I have a dataset with hashtags and their frequencies (~370k frequencies), as for example (after a sort):
373827 hashtag_1
373826 hashtag_2
373826 hashtag_3
373826 hashtag_4
373825 hashtag_5
373823 hashtag_6
373823 hashtag_7
373822 hashtag_8
and I want to check if this frequencies follows Zipf-Mandelbrot's law (link) through fitting in R. So I must estimate the two parameters of the law (the exponent s
and q
following Wikipedia page). For this purpose I have decided to use function zm.ll
of tolerance
package that uses ML estimation, obtaining s~1,65
and q~0.085
.
Now I'd understand if this estimation is correct through Chi-square test but I didn't understand how to do this test in R and the interpretation of the p-value returned.
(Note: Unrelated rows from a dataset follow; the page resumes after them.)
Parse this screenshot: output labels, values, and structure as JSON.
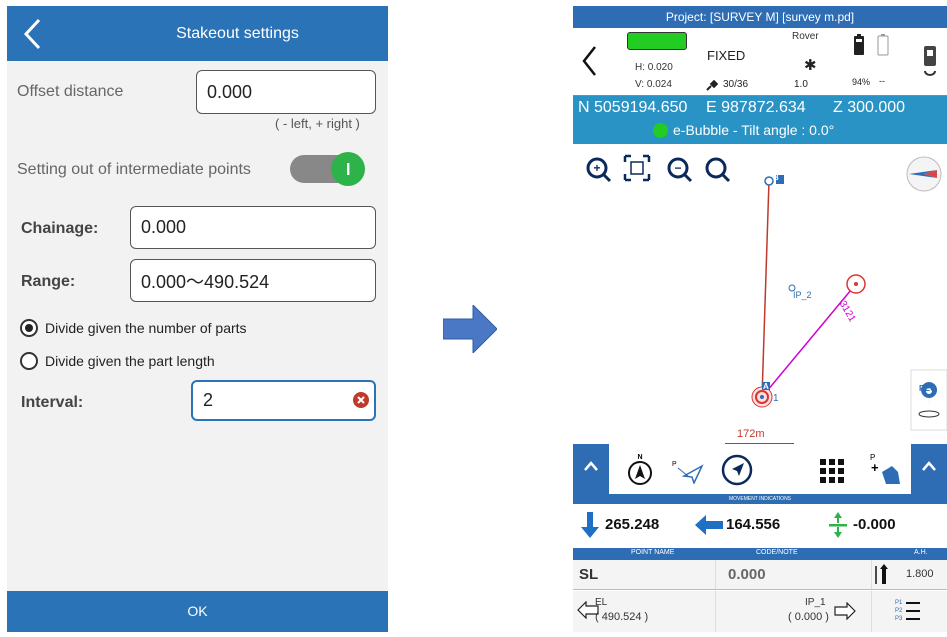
{
  "left": {
    "title": "Stakeout settings",
    "offset_label": "Offset distance",
    "offset_value": "0.000",
    "offset_hint": "( - left, + right )",
    "intermediate_label": "Setting out of intermediate points",
    "chainage_label": "Chainage:",
    "chainage_value": "0.000",
    "range_label": "Range:",
    "range_value": "0.000〜490.524",
    "radio1": "Divide given the number of parts",
    "radio2": "Divide given the part length",
    "interval_label": "Interval:",
    "interval_value": "2",
    "ok": "OK"
  },
  "right": {
    "project": "Project: [SURVEY M] [survey m.pd]",
    "h": "H: 0.020",
    "v": "V: 0.024",
    "fix": "FIXED",
    "sats": "30/36",
    "rover": "Rover",
    "age": "1.0",
    "battery": "94%",
    "dash": "--",
    "north": "N 5059194.650",
    "east": "E 987872.634",
    "z": "Z 300.000",
    "bubble": "e-Bubble - Tilt angle : 0.0°",
    "scale": "172m",
    "pt_b": "B",
    "pt_ip2": "IP_2",
    "pt_a": "A",
    "pt_1": "1",
    "pt_mag": "3121",
    "movement": "MOVEMENT INDICATIONS",
    "m1": "265.248",
    "m2": "164.556",
    "m3": "-0.000",
    "col1": "POINT NAME",
    "col2": "CODE/NOTE",
    "col3": "A.H.",
    "pname": "SL",
    "code": "0.000",
    "ah": "1.800",
    "prev_label": "EL",
    "prev_value": "( 490.524 )",
    "next_label": "IP_1",
    "next_value": "( 0.000 )",
    "rec": "REC",
    "p1": "P1",
    "p2": "P2",
    "p3": "P3"
  },
  "colors": {
    "header_blue": "#2b73b7",
    "coord_blue": "#2a93c5",
    "toggle_green": "#2db34a",
    "gps_green": "#22cc22"
  }
}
I've tried with this that return p.val=0:
# ZipfMan law where y is the frequencies
x <- (((1:length(y))+0.085)^1.65)
p <- x/sum(x)
tab <- tabulate(y, length(y))
discrepancy <- (tab-length(y)*p)^2/(length(y)*p)
chi.stat <- sum(discrepancy)
p.val <- pchisq(chi.stat, df= length(y)-2-1, lower.tail = FALSE)
c(p.val, chi.stat)
I have some doubts about this piece of code (also about the choice of degree of freedom) and the result returned by it and I have difficulties to interpret p-value.